Recently, when all 50 goals were met, Sharp took his reps to a Jimmy Buffet concert as their group reward. Even in companies where the joint goal is something as straightforward as hitting the monthly budget, building in individual incentives can promote team spirit. Last year, for example, Cor Packaging and Box, in Toledo, OH, a 25-person family business that sells boxes and packaging material, offered laptop computers to all of its salespeople who made their numbers for the entire year. General manager and partner Brent Ryan, whose father started the company 30 years ago, likes to think of everyone at Cor as all on the same team. “We’re like an army of one, with lots of branches,” he says.

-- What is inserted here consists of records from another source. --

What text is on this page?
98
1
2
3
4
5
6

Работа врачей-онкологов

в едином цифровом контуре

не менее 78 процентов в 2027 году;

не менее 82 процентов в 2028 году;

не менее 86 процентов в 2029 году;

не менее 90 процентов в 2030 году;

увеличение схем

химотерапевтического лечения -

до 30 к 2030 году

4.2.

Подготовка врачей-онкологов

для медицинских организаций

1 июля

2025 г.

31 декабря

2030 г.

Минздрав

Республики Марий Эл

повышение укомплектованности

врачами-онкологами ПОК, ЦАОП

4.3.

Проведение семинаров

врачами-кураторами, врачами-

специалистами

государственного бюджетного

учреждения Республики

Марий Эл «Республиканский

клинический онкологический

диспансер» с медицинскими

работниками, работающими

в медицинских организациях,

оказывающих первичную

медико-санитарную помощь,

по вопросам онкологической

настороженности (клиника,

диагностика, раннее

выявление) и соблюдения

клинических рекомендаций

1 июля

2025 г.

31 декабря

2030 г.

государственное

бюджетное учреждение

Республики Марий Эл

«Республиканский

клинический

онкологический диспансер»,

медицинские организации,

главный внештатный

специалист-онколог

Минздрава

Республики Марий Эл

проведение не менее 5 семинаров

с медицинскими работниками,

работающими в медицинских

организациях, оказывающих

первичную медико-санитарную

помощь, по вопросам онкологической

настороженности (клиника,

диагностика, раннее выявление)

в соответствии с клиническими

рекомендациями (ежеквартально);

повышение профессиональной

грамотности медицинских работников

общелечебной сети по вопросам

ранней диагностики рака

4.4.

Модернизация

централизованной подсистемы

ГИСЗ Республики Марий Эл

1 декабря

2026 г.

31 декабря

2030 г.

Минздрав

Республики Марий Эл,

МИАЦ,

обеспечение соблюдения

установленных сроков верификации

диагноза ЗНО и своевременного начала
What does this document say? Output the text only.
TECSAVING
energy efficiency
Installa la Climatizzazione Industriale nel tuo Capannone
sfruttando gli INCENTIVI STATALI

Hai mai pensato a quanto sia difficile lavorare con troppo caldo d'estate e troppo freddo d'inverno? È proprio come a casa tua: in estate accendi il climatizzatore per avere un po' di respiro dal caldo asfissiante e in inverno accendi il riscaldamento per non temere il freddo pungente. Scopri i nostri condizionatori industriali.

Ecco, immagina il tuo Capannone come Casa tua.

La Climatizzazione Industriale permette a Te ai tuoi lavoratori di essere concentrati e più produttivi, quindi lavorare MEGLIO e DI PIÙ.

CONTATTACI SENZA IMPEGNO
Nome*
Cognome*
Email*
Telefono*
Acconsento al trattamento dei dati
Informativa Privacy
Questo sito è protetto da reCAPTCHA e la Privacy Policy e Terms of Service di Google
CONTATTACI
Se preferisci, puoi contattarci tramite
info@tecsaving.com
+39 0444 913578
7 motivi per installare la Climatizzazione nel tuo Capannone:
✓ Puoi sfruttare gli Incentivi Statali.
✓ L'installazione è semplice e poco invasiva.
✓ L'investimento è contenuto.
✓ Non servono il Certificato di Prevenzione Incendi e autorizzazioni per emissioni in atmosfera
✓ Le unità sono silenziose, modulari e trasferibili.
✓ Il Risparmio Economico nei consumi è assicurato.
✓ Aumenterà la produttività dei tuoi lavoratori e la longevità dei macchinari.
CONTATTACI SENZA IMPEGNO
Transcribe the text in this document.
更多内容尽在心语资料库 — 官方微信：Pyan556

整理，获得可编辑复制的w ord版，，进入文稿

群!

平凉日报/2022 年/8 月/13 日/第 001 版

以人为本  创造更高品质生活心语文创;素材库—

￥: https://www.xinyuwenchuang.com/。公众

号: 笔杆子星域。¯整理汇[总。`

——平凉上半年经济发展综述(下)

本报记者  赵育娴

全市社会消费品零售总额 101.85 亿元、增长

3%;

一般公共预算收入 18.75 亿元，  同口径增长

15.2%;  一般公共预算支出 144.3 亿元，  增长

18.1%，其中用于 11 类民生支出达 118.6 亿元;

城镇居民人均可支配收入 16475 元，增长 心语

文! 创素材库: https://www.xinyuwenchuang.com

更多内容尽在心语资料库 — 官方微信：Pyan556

Since Cor Packaging designs materials to meet specific customers’ needs, it’s not unusual, according to Ryan, for salespeople to help each other plan out a proposal, even if they get no financial remuneration for the sale. Recently, when he needed help devising a better box and packing material for tire irons, he asked another salesman – who had created a similar type of packaging for car bumpers – to help him think through the project. Ryan, in turn, does the same for other salespeople. “If somebody says, ‘I have a customer similar to yours,’ and asks, ‘Can you come with me on the call?’ the other salesperson will,” says Ryan. Cor Packaging’s collegial atmosphere leads many in-house to refer to the company as “the country club.”
It doesn’t matter whether the product a sales representative is selling is a corrugated box, uniforms or some other type of service, the same issues arise about the company and the team. Is it really possible to be part of a team and use your lone-wolf talents to bring in business? Yes, says consultant McAnally, “It’s easy. Do your own thing, but do it in the framework of respecting others who also have a vested interest in your results and, in fact, contribute to them.” In the end, everyone benefits, and it’s not just the boss who gets the bonus.